Gorging ouroboros chord

If you understand what you are trying to say, that is prose. If you are trying to understand something you are moved to say, that is poetry.


Most of the time I am not a poetic person. I have, however, been in states of mind where I’ve written poems. Some of them have bothered me for decades.

Four of these poems were visual. They were simple diagrams that gave me the exit to perplexities I’d entered. A perplexity can be described as an urgently unaskable question or problem. Not only the resolution, but the problem itself is inconceivable, despite the fact that it is felt with overwhelming intensity. Normally, perplexities are resolved with words, but each of these four diagrams were visual resolutions of perplexities. The words came after the diagrams did the essential work.

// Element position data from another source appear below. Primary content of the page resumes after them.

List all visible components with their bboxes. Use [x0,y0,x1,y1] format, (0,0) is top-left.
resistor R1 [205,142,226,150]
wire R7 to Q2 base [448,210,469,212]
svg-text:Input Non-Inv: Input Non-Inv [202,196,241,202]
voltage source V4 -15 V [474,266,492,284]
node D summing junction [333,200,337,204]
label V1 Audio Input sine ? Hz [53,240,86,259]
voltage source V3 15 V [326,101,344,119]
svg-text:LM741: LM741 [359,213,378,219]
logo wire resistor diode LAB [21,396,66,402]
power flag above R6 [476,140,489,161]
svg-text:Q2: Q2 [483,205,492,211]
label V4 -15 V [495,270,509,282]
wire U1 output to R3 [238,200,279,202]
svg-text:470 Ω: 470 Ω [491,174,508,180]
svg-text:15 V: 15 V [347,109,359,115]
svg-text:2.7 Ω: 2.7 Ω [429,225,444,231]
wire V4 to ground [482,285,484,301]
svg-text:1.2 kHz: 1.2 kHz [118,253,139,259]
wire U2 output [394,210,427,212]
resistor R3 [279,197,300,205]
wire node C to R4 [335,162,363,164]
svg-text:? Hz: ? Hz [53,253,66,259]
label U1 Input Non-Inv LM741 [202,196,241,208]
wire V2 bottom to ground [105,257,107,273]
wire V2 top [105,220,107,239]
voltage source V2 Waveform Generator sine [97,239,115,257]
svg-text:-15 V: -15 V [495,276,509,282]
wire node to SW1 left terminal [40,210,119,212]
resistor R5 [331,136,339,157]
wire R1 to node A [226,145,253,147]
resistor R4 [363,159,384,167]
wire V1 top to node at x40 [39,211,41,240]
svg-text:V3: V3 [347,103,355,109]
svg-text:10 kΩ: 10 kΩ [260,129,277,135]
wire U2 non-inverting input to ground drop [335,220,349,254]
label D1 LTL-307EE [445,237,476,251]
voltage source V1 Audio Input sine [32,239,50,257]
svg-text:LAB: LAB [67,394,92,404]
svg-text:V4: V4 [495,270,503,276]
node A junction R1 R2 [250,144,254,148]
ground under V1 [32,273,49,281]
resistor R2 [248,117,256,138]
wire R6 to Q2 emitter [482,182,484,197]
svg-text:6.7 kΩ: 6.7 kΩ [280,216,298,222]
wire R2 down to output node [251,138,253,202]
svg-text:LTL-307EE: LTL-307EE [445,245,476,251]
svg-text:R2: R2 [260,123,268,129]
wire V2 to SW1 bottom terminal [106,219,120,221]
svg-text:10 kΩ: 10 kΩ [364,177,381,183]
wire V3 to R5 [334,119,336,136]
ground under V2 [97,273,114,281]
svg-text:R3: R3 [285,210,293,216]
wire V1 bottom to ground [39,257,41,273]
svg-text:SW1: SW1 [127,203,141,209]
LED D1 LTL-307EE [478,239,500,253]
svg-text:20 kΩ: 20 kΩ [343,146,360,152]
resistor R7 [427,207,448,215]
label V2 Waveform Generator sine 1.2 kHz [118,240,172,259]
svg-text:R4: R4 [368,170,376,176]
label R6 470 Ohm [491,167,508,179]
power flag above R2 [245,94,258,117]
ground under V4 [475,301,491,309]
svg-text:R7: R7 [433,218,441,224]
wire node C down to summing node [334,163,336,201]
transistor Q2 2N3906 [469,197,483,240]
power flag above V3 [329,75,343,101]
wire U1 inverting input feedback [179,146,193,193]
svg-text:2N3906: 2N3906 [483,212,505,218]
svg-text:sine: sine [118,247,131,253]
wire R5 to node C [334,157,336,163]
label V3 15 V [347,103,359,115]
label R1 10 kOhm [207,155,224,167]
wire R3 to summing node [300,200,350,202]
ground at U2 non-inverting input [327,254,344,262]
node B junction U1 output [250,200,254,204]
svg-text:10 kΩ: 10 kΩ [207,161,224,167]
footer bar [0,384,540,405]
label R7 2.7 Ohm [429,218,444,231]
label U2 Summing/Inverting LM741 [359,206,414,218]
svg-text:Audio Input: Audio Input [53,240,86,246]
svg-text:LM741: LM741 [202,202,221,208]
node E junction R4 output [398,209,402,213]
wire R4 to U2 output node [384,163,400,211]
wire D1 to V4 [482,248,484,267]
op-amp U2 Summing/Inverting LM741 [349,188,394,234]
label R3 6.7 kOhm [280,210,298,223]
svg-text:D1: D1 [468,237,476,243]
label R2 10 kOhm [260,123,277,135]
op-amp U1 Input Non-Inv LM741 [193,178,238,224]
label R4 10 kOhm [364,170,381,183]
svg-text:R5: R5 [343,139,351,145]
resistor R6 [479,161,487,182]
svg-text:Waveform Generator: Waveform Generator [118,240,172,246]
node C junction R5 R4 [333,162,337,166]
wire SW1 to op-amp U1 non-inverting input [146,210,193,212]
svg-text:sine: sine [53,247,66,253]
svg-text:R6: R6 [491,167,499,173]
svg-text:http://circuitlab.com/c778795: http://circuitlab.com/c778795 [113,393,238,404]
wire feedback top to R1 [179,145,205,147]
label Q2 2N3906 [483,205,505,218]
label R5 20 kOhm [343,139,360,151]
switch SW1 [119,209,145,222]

In early 2020, just before the pandemic struck, I printed these four diagrams along with poetic meditations and prose commentary.

One diagram I considered, but excluded, is one I call “gorging ouroboros”.

Part of the reason I excluded the gorging ouroboros is I see it as a negative “apotropaic” image, maybe a visual warning. Over the years, the danger has come into clearer focus. I associate it with a kind of ideological feedback loop, where we are consumed with thinking thoughts about our thoughts and feeling feelings about our own feelings — but these thoughts and feelings are unaware of how much they begin and end within the self, and how thick, and ever thickening, how insular and ever insulating these self-reflexive layers have grown against transcendent reality.

I also wrote a poem that corresponds with the visual, but it appears I have never actually put them together into a single chord, which is strange, because they are obviously pointing to the same notion.


In the end,
the trees will grow like snakes,
splitting and sloughing bark,
bending in coils of green heartwood;
and the snakes will grow like trees,
depositing skin under skin,
and in their turgid leather casings,
they will lie about on the ground
like broken branches.

One thought on “Gorging ouroboros chord

  1. Love the poem that makes the imagine much more understandable. Just saw an ETV program on South Carolina snakes. They are incredible creatures that deserve our respect as part of our sacred ecosystem.